The geographic location of the African continent results in limited access to proper nutrition among individuals. These are further complicated by years of poverty and geopolitical issues within the continent that prevents agricultural activities in the region. For instance, a study of the populations in the North West Province, Southern Africa, showed barely adequate energy and protein intake and low micronutrient intake among the general population. This includes limited access to green vegetables and fruits that are probiotic‐rich needed to cultivate a healthy microbiome [152]. It was also found that children in Africa showed a lower Firmicutes / Bacteroidetes ratio and low abundance of Enterobacteriaceae ( Shigella and Escherichia ) [153]. The dominant genera of Bacteroides of African children comprise xylan‐ and cellulose‐degrading microbes ( Prevotella and Xylanibacter ) that assist in the digestion of fibrous foods found in tubers like yam and sweet potatoes that are present in the rural African children diet.

South America adopts a wide variety of dietary patterns. The primary source of polysaccharide in South American diet includes wheat, corn, rice, and tubers. Yucca and bananas are also part of the daily diet in most Latin American countries. Access to a sugar‐rich diet, and low administrative tax on sugar‐sweetened products resulted in quicker absorption of energetics in the human body [154]. This impacts pre‐adolescents and teenagers, in particular, who were in Latin America have shown an estimated overweight prevalence of approximately 7% in children younger than 5 years. This is further complicated by the high intake of cookies, dairy products, and fruit juices [155, 156].
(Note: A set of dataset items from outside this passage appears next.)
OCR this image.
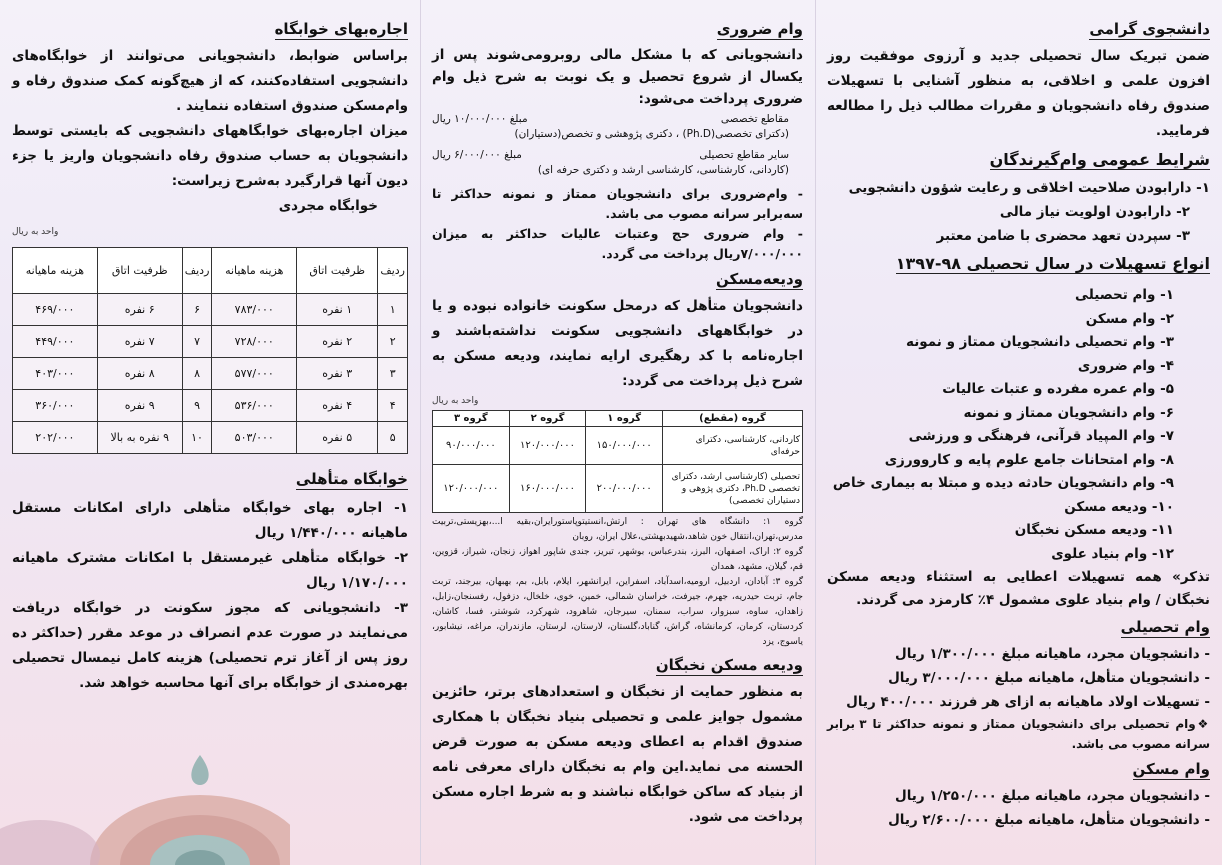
دانشجوی گرامی

ضمن تبریک سال تحصیلی جدید و آرزوی موفقیت روز افزون علمی و اخلاقی، به منظور آشنایی با تسهیلات صندوق رفاه دانشجویان و مقررات مطالب ذیل را مطالعه فرمایید.

شرایط عمومی وام‌گیرندگان
۱- دارابودن صلاحیت اخلاقی و رعایت شؤون دانشجویی
۲- دارابودن اولویت نیاز مالی
۳- سپردن تعهد محضری با ضامن معتبر
انواع تسهیلات در سال تحصیلی ۹۸-۱۳۹۷
۱- وام تحصیلی
۲- وام مسکن
۳- وام تحصیلی دانشجویان ممتاز و نمونه
۴- وام ضروری
۵- وام عمره مفرده و عتبات عالیات
۶- وام دانشجویان ممتاز و نمونه
۷- وام المپیاد قرآنی، فرهنگی و ورزشی
۸- وام امتحانات جامع علوم پایه و کاروورزی
۹- وام دانشجویان حادثه دیده و مبتلا به بیماری خاص
۱۰- ودیعه مسکن
۱۱- ودیعه مسکن نخبگان
۱۲- وام بنیاد علوی

تذکر» همه تسهیلات اعطایی به استثناء ودیعه مسکن نخبگان / وام بنیاد علوی مشمول ۴٪ کارمزد می گردند.

وام تحصیلی
- دانشجویان مجرد، ماهیانه مبلغ ۱/۳۰۰/۰۰۰ ریال
- دانشجویان متأهل، ماهیانه مبلغ ۳/۰۰۰/۰۰۰ ریال
- تسهیلات اولاد ماهیانه به ازای هر فرزند ۴۰۰/۰۰۰ ریال

❖وام تحصیلی برای دانشجویان ممتاز و نمونه حداکثر تا ۳ برابر سرانه مصوب می باشد.

وام مسکن
- دانشجویان مجرد، ماهیانه مبلغ ۱/۲۵۰/۰۰۰ ریال
- دانشجویان متأهل، ماهیانه مبلغ ۲/۶۰۰/۰۰۰ ریال
وام ضروری

دانشجویانی که با مشکل مالی روبرومی‌شوند پس از یکسال از شروع تحصیل و یک نوبت به شرح ذیل وام ضروری پرداخت می‌شود:

مقاطع تخصصی
مبلغ ۱۰/۰۰۰/۰۰۰ ریال
(دکترای تخصصی(Ph.D) ، دکتری پژوهشی و تخصص(دستیاران)
سایر مقاطع تحصیلی
مبلغ ۶/۰۰۰/۰۰۰ ریال
(کاردانی، کارشناسی، کارشناسی ارشد و دکتری حرفه ای)
- وام‌ضروری برای دانشجویان ممتاز و نمونه حداکثر تا سه‌برابر سرانه مصوب می باشد.
- وام ضروری حج وعتبات عالیات حداکثر به میزان ۷/۰۰۰/۰۰۰ریال پرداخت می گردد.
ودیعه‌مسکن

دانشجویان متأهل که درمحل سکونت خانواده نبوده و یا در خوابگاههای دانشجویی سکونت نداشته‌باشند و اجاره‌نامه با کد رهگیری ارایه نمایند، ودیعه مسکن به شرح ذیل پرداخت می گردد:

واحد به ریال
گروه (مقطع)	گروه ۱	گروه ۲	گروه ۳
کاردانی، کارشناسی، دکترای حرفه‌ای	۱۵۰/۰۰۰/۰۰۰	۱۲۰/۰۰۰/۰۰۰	۹۰/۰۰۰/۰۰۰
تحصیلی (کارشناسی ارشد، دکترای تخصصی Ph.D، دکتری پژوهی و دستیاران تخصصی)	۲۰۰/۰۰۰/۰۰۰	۱۶۰/۰۰۰/۰۰۰	۱۲۰/۰۰۰/۰۰۰

گروه ۱: دانشگاه های تهران : ارتش،انستیتوپاستورایران،بقیه ا...،بهزیستی،تربیت مدرس،تهران،انتقال خون شاهد،شهیدبهشتی،علال ایران، روبان

گروه ۲: اراک، اصفهان، البرز، بندرعباس، بوشهر، تبریز، جندی شاپور اهواز، زنجان، شیراز، قزوین، قم، گیلان، مشهد، همدان

گروه ۳: آبادان، اردبیل، ارومیه،اسدآباد، اسفراین، ایرانشهر، ایلام، بابل، بم، بهبهان، بیرجند، تربت جام، تربت حیدریه، جهرم، جیرفت، خراسان شمالی، خمین، خوی، خلخال، دزفول، رفسنجان،زابل، زاهدان، ساوه، سبزوار، سراب، سمنان، سیرجان، شاهرود، شهرکرد، شوشتر، فسا، کاشان، کردستان، کرمان، کرمانشاه، گراش، گناباد،گلستان، لارستان، لرستان، مازندران، مراغه، نیشابور، یاسوج، یزد

ودیعه مسکن نخبگان

به منظور حمایت از نخبگان و استعدادهای برتر، حائزین مشمول جوایز علمی و تحصیلی بنیاد نخبگان با همکاری صندوق اقدام به اعطای ودیعه مسکن به صورت قرض الحسنه می نماید.این وام به نخبگان دارای معرفی نامه از بنیاد که ساکن خوابگاه نباشند و به شرط اجاره مسکن پرداخت می شود.

اجاره‌بهای خوابگاه

براساس ضوابط، دانشجویانی می‌توانند از خوابگاه‌های دانشجویی استفاده‌کنند، که از هیچ‌گونه کمک صندوق رفاه و وام‌مسکن صندوق استفاده ننمایند .

میزان اجاره‌بهای خوابگاههای دانشجویی که بایستی توسط دانشجویان به حساب صندوق رفاه دانشجویان واریز یا جزء دیون آنها قرارگیرد به‌شرح زیراست:

خوابگاه مجردی

واحد به ریال
ردیف	ظرفیت اتاق	هزینه ماهیانه	ردیف	ظرفیت اتاق	هزینه ماهیانه
۱	۱ نفره	۷۸۳/۰۰۰	۶	۶ نفره	۴۶۹/۰۰۰
۲	۲ نفره	۷۲۸/۰۰۰	۷	۷ نفره	۴۴۹/۰۰۰
۳	۳ نفره	۵۷۷/۰۰۰	۸	۸ نفره	۴۰۳/۰۰۰
۴	۴ نفره	۵۳۶/۰۰۰	۹	۹ نفره	۳۶۰/۰۰۰
۵	۵ نفره	۵۰۳/۰۰۰	۱۰	۹ نفره به بالا	۲۰۲/۰۰۰
خوابگاه متأهلی

۱- اجاره بهای خوابگاه متأهلی دارای امکانات مستقل ماهیانه ۱/۴۴۰/۰۰۰ ریال

۲- خوابگاه متأهلی غیرمستقل با امکانات مشترک ماهیانه ۱/۱۷۰/۰۰۰ ریال

۳- دانشجویانی که مجوز سکونت در خوابگاه دریافت می‌نمایند در صورت عدم انصراف در موعد مقرر (حداکثر ده روز پس از آغاز ترم تحصیلی) هزینه کامل نیمسال تحصیلی بهره‌مندی از خوابگاه برای آنها محاسبه خواهد شد.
Similar to certain Asian diets, the dietary habit of North Americans is regulated by public health policies [157]. Based on this, the Diet Quality Index was used in evaluating trends of the US population and found significant improvements from 1965 to 1991 [158]. This is further promoted by the Alternate Healthy Eating Index 2010 [159]. It was found that North Americans have a border range of dietary factors, broad macronutrients, multiple food sources, and nutrients [160]. It was shown that US adults consumed more grains from a study conducted from 1999 to 2012, with a stable intake of unprocessed red meat and poultry consumption. Despite the access to a large variety of foods, it was found that the US adults have the least diverse fecal microbiota, showing an abundance of 23 groups (an average non‐US adult have 73 groups) with the major constituent in the Prevotella genus [161].
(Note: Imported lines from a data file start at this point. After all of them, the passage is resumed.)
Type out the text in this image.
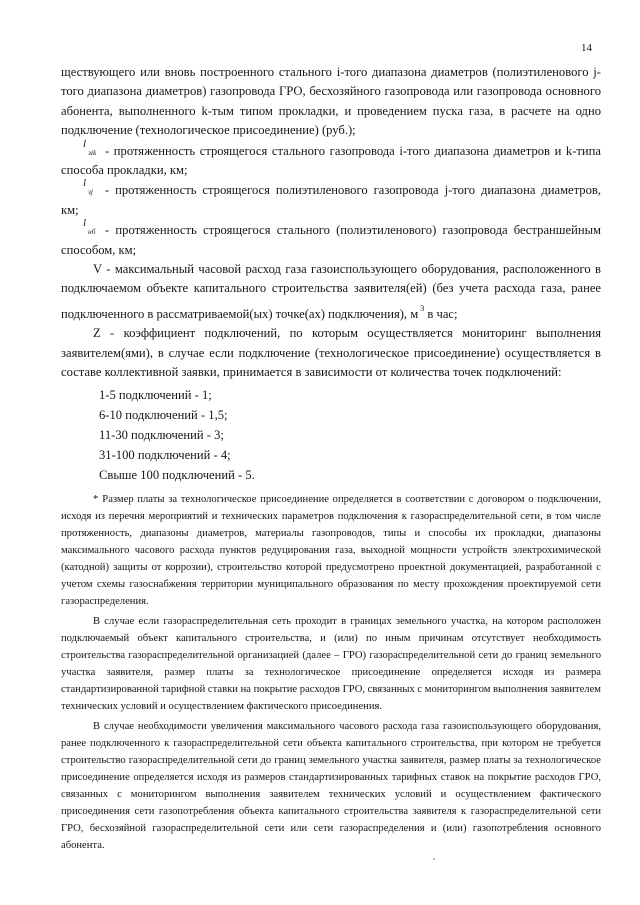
14

ществующего или вновь построенного стального i-того диапазона диаметров (полиэтиленового j-того диапазона диаметров) газопровода ГРО, бесхозяйного газопровода или газопровода основного абонента, выполненного k-тым типом прокладки, и проведением пуска газа, в расчете на одно подключение (технологическое присоединение) (руб.);

l
зik - протяженность строящегося стального газопровода i-того диапазона диаметров и k-типа способа прокладки, км;

l
зj - протяженность строящегося полиэтиленового газопровода j-того диапазона диаметров, км;

l
нб - протяженность строящегося стального (полиэтиленового) газопровода бестраншейным способом, км;

V - максимальный часовой расход газа газоиспользующего оборудования, расположенного в подключаемом объекте капитального строительства заявителя(ей) (без учета расхода газа, ранее подключенного в рассматриваемой(ых) точке(ах) подключения), м $^3$ в час;

Z - коэффициент подключений, по которым осуществляется мониторинг выполнения заявителем(ями), в случае если подключение (технологическое присоединение) осуществляется в составе коллективной заявки, принимается в зависимости от количества точек подключений:

1-5 подключений - 1;
6-10 подключений - 1,5;
11-30 подключений - 3;
31-100 подключений - 4;
Свыше 100 подключений - 5.

* Размер платы за технологическое присоединение определяется в соответствии с договором о подключении, исходя из перечня мероприятий и технических параметров подключения к газораспределительной сети, в том числе протяженность, диапазоны диаметров, материалы газопроводов, типы и способы их прокладки, диапазоны максимального часового расхода пунктов редуцирования газа, выходной мощности устройств электрохимической (катодной) защиты от коррозии), строительство которой предусмотрено проектной документацией, разработанной с учетом схемы газоснабжения территории муниципального образования по месту прохождения проектируемой сети газораспределения.

В случае если газораспределительная сеть проходит в границах земельного участка, на котором расположен подключаемый объект капитального строительства, и (или) по иным причинам отсутствует необходимость строительства газораспределительной организацией (далее – ГРО) газораспределительной сети до границ земельного участка заявителя, размер платы за технологическое присоединение определяется исходя из размера стандартизированной тарифной ставки на покрытие расходов ГРО, связанных с мониторингом выполнения заявителем технических условий и осуществлением фактического присоединения.

В случае необходимости увеличения максимального часового расхода газа газоиспользующего оборудования, ранее подключенного к газораспределительной сети объекта капитального строительства, при котором не требуется строительство газораспределительной сети до границ земельного участка заявителя, размер платы за технологическое присоединение определяется исходя из размеров стандартизированных тарифных ставок на покрытие расходов ГРО, связанных с мониторингом выполнения заявителем технических условий и осуществлением фактического присоединения сети газопотребления объекта капитального строительства заявителя к газораспределительной сети ГРО, бесхозяйной газораспределительной сети или сети газораспределения и (или) газопотребления основного абонента.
In sub chapter 1.2, the role of dietary habits and the nutritional composition evidently play a role in both short‐term regulation of the microbiome and long‐term shaping of the microbiota landscape [54, 96, 162]. The microbiome changes facilitate various health‐benefiting properties to the host, such as regulating the host immune system, perturbing host growth, and development, altering the host biochemistry and affecting the microbiome in other parts of the human host [163, 164]. It is often unclear whether it is the change of the host biochemistry that perturbs the microbiota population or the changes of the microbiota population that alters the host biochemistry ( Figure 1.4). However, certainly these changes can positively influence the hosts' health by boosting the immune system or negatively impacting the host through dysbiosis, resulting in the pathogenesis of various diseases. Through shaping the host's dietary pattern, it is possible to encourage the growth of the desired microbiota population through the use of prebiotics and nutrients or to eliminate antagonistic competitors of the health‐conferring commensals using probiotics.